Posted to user@flink.apache.org by Juan Gentile <j....@criteo.com> on 2018/08/08 17:02:25 UTC
State in the Scala DataStream API
Hello,
I'm looking at the following page of the documentation
https://ci.apache.org/projects/flink/flink-docs-stable/dev/stream/state/state.html
particularly at this piece of code:
val stream: DataStream[(String, Int)] = ...
val counts: DataStream[(String, Int)] = stream
.keyBy(_._1)
.mapWithState((in: (String, Int), count: Option[Int]) =>
count match {
case Some(c) => ( (in._1, c), Some(c + in._2) )

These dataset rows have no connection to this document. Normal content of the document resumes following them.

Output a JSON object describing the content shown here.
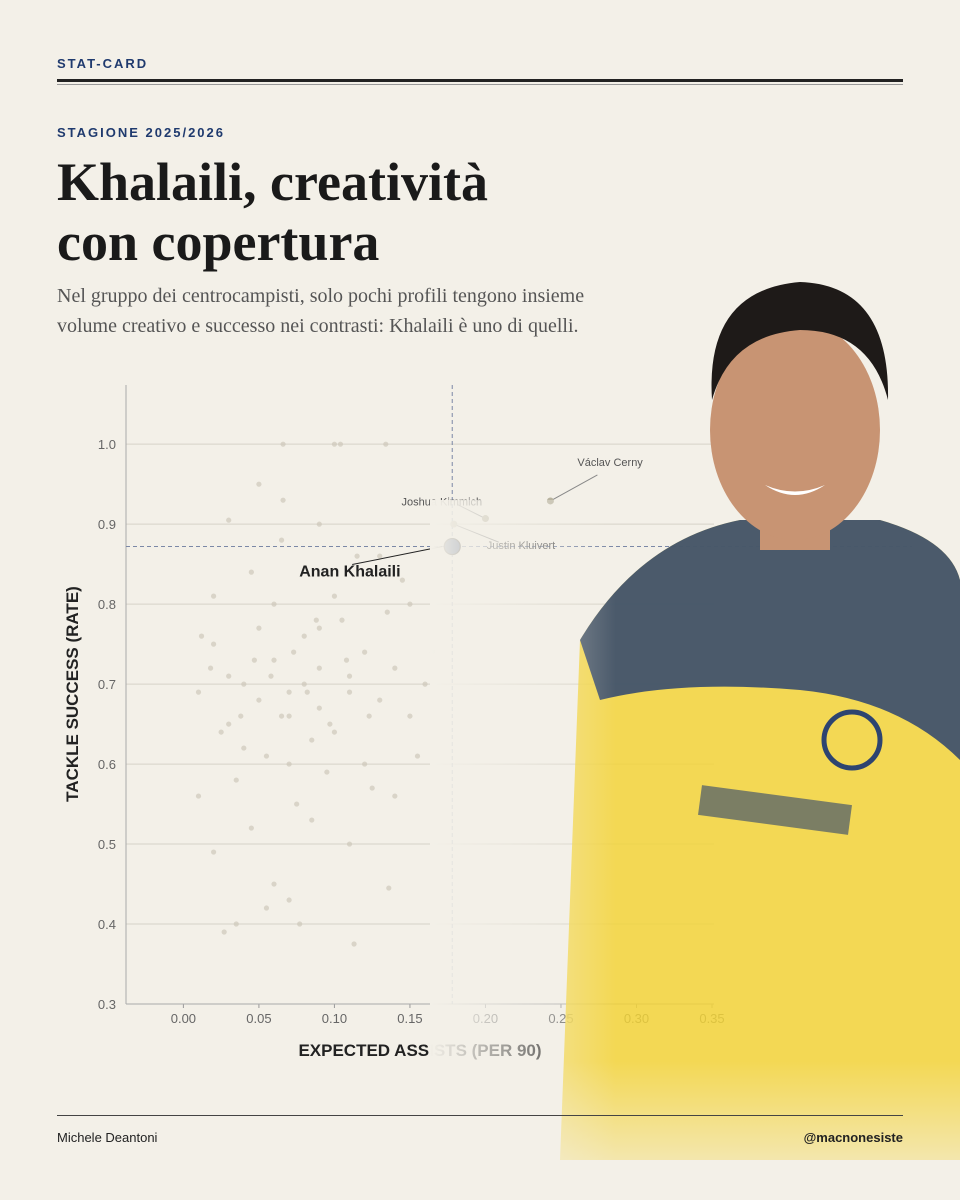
{
  "header": {
    "kicker": "STAT-CARD",
    "season": "STAGIONE 2025/2026",
    "title": [
      "Khalaili, creatività",
      "con copertura"
    ],
    "subtitle": [
      "Nel gruppo dei centrocampisti, solo pochi profili tengono insieme",
      "volume creativo e successo nei contrasti: Khalaili è uno di quelli."
    ]
  },
  "footer": {
    "author": "Michele Deantoni",
    "handle": "@macnonesiste"
  },
  "chart_data": {
    "type": "scatter",
    "x_label": "EXPECTED ASSISTS (PER 90)",
    "y_label": "TACKLE SUCCESS (RATE)",
    "xlim": [
      -0.038,
      0.35
    ],
    "ylim": [
      0.3,
      1.074
    ],
    "xticks": [
      {
        "value": 0,
        "label": "0.00"
      },
      {
        "value": 0.05,
        "label": "0.05"
      },
      {
        "value": 0.1,
        "label": "0.10"
      },
      {
        "value": 0.15,
        "label": "0.15"
      },
      {
        "value": 0.2,
        "label": "0.20"
      },
      {
        "value": 0.25,
        "label": "0.25"
      },
      {
        "value": 0.3,
        "label": "0.30"
      },
      {
        "value": 0.35,
        "label": "0.35"
      }
    ],
    "yticks": [
      0.3,
      0.4,
      0.5,
      0.6,
      0.7,
      0.8,
      0.9,
      {
        "value": 1,
        "label": "1.0"
      }
    ],
    "grid": true,
    "series": [
      {
        "color": "#cdc8bb",
        "x": [
          0.02,
          0.03,
          0.05,
          0.06,
          0.07,
          0.08,
          0.09,
          0.1,
          0.11,
          0.12,
          0.04,
          0.05,
          0.06,
          0.07,
          0.08,
          0.09,
          0.1,
          0.11,
          0.03,
          0.13,
          0.14,
          0.15,
          0.02,
          0.01,
          0.035,
          0.045,
          0.055,
          0.065,
          0.075,
          0.085,
          0.095,
          0.105,
          0.115,
          0.125,
          0.135,
          0.145,
          0.155,
          0.165,
          0.012,
          0.025,
          0.066,
          0.066,
          0.1,
          0.104,
          0.134,
          0.03,
          0.05,
          0.09,
          0.11,
          0.06,
          0.02,
          0.035,
          0.055,
          0.077,
          0.113,
          0.136,
          0.027,
          0.045,
          0.07,
          0.085,
          0.12,
          0.14,
          0.16,
          0.04,
          0.07,
          0.09,
          0.13,
          0.15,
          0.01,
          0.065,
          0.047,
          0.082,
          0.097,
          0.123,
          0.058,
          0.073,
          0.088,
          0.038,
          0.108,
          0.018
        ],
        "values": [
          0.75,
          0.71,
          0.68,
          0.73,
          0.66,
          0.7,
          0.72,
          0.64,
          0.69,
          0.74,
          0.62,
          0.77,
          0.8,
          0.69,
          0.76,
          0.67,
          0.81,
          0.71,
          0.65,
          0.68,
          0.72,
          0.66,
          0.81,
          0.69,
          0.58,
          0.84,
          0.61,
          0.88,
          0.55,
          0.63,
          0.59,
          0.78,
          0.86,
          0.57,
          0.79,
          0.83,
          0.61,
          0.74,
          0.76,
          0.64,
          1.0,
          0.93,
          1.0,
          1.0,
          1.0,
          0.905,
          0.95,
          0.9,
          0.5,
          0.45,
          0.49,
          0.4,
          0.42,
          0.4,
          0.375,
          0.445,
          0.39,
          0.52,
          0.43,
          0.53,
          0.6,
          0.56,
          0.7,
          0.7,
          0.6,
          0.77,
          0.86,
          0.8,
          0.56,
          0.66,
          0.73,
          0.69,
          0.65,
          0.66,
          0.71,
          0.74,
          0.78,
          0.66,
          0.73,
          0.72
        ]
      }
    ],
    "highlights": [
      {
        "label": "Anan Khalaili",
        "x": 0.178,
        "y": 0.872,
        "color": "#1f3a6e"
      },
      {
        "label": "Joshua Kimmich",
        "x": 0.2,
        "y": 0.907,
        "color": "#b8b39f"
      },
      {
        "label": "Justin Kluivert",
        "x": 0.179,
        "y": 0.9,
        "color": "#b8b39f"
      },
      {
        "label": "Václav Cerny",
        "x": 0.243,
        "y": 0.929,
        "color": "#b8b39f"
      }
    ]
  }
}
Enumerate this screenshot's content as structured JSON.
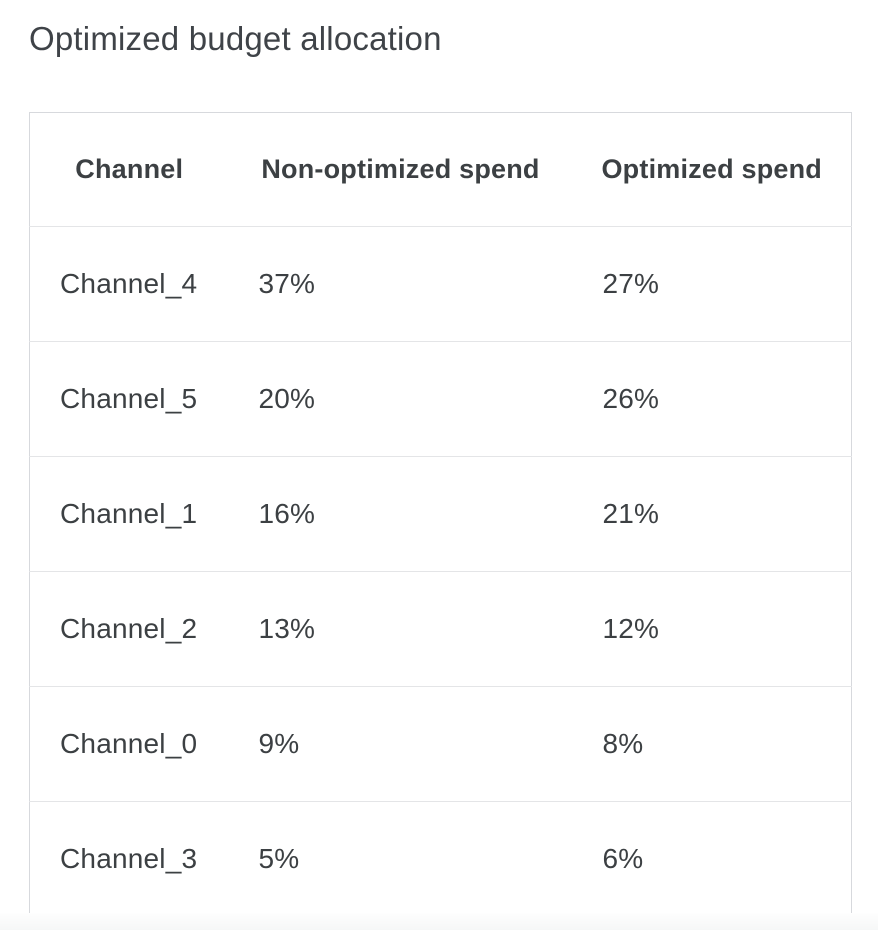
{
  "page_title": "Optimized budget allocation",
  "table": {
    "headers": [
      {
        "id": "channel",
        "label": "Channel"
      },
      {
        "id": "non_optimized",
        "label": "Non-optimized spend"
      },
      {
        "id": "optimized",
        "label": "Optimized spend"
      }
    ],
    "rows": [
      {
        "channel": "Channel_4",
        "non_optimized": "37%",
        "optimized": "27%"
      },
      {
        "channel": "Channel_5",
        "non_optimized": "20%",
        "optimized": "26%"
      },
      {
        "channel": "Channel_1",
        "non_optimized": "16%",
        "optimized": "21%"
      },
      {
        "channel": "Channel_2",
        "non_optimized": "13%",
        "optimized": "12%"
      },
      {
        "channel": "Channel_0",
        "non_optimized": "9%",
        "optimized": "8%"
      },
      {
        "channel": "Channel_3",
        "non_optimized": "5%",
        "optimized": "6%"
      }
    ]
  },
  "chart_data": {
    "type": "table",
    "title": "Optimized budget allocation",
    "columns": [
      "Channel",
      "Non-optimized spend",
      "Optimized spend"
    ],
    "rows": [
      [
        "Channel_4",
        "37%",
        "27%"
      ],
      [
        "Channel_5",
        "20%",
        "26%"
      ],
      [
        "Channel_1",
        "16%",
        "21%"
      ],
      [
        "Channel_2",
        "13%",
        "12%"
      ],
      [
        "Channel_0",
        "9%",
        "8%"
      ],
      [
        "Channel_3",
        "5%",
        "6%"
      ]
    ],
    "series": [
      {
        "name": "Non-optimized spend",
        "values_pct": [
          37,
          20,
          16,
          13,
          9,
          5
        ]
      },
      {
        "name": "Optimized spend",
        "values_pct": [
          27,
          26,
          21,
          12,
          8,
          6
        ]
      }
    ],
    "categories": [
      "Channel_4",
      "Channel_5",
      "Channel_1",
      "Channel_2",
      "Channel_0",
      "Channel_3"
    ]
  },
  "colors": {
    "title_text": "#3f4348",
    "table_text": "#3c4043",
    "header_text": "#3c4043",
    "outer_border": "#d7d9dd",
    "bottom_border": "#d2d4d8",
    "row_divider": "#e4e5e7",
    "background": "#ffffff"
  }
}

case None => ( (in._1, 0), Some(in._2) )
})
How is the state clear/purge in this case for keys that no longer appear?
Thank you,
Juan
Re: State in the Scala DataStream API
Posted by Fabian Hueske <fh...@gmail.com>.
Hi Juan,
The state will be purged if you return None instead of a Some.
However, this only happens when the function is called for a specific key,
i.e., state won't be automatically removed after some time.
If this is your use case, you have to implement a ProcessFunction and use
timers to manually clean up the state.
Best, Fabian
2018-08-08 19:02 GMT+02:00 Juan Gentile <j....@criteo.com>:
> Hello,
>
>
> I'm looking at the following page of the documentation
>
> https://ci.apache.org/projects/flink/flink-docs-
> stable/dev/stream/state/state.html
>
> particularly at this piece of code:
>
>
> val stream: DataStream[(String, Int)] = ...
> val counts: DataStream[(String, Int)] = stream
> .keyBy(_._1)
> .mapWithState((in: (String, Int), count: Option[Int]) =>
> count match {
> case Some(c) => ( (in._1, c), Some(c + in._2) )
> case None => ( (in._1, 0), Some(in._2) )
> })
>
>
> How is the state clear/purge in this case for keys that no longer appear?
>
>
> Thank you,
>
> Juan
>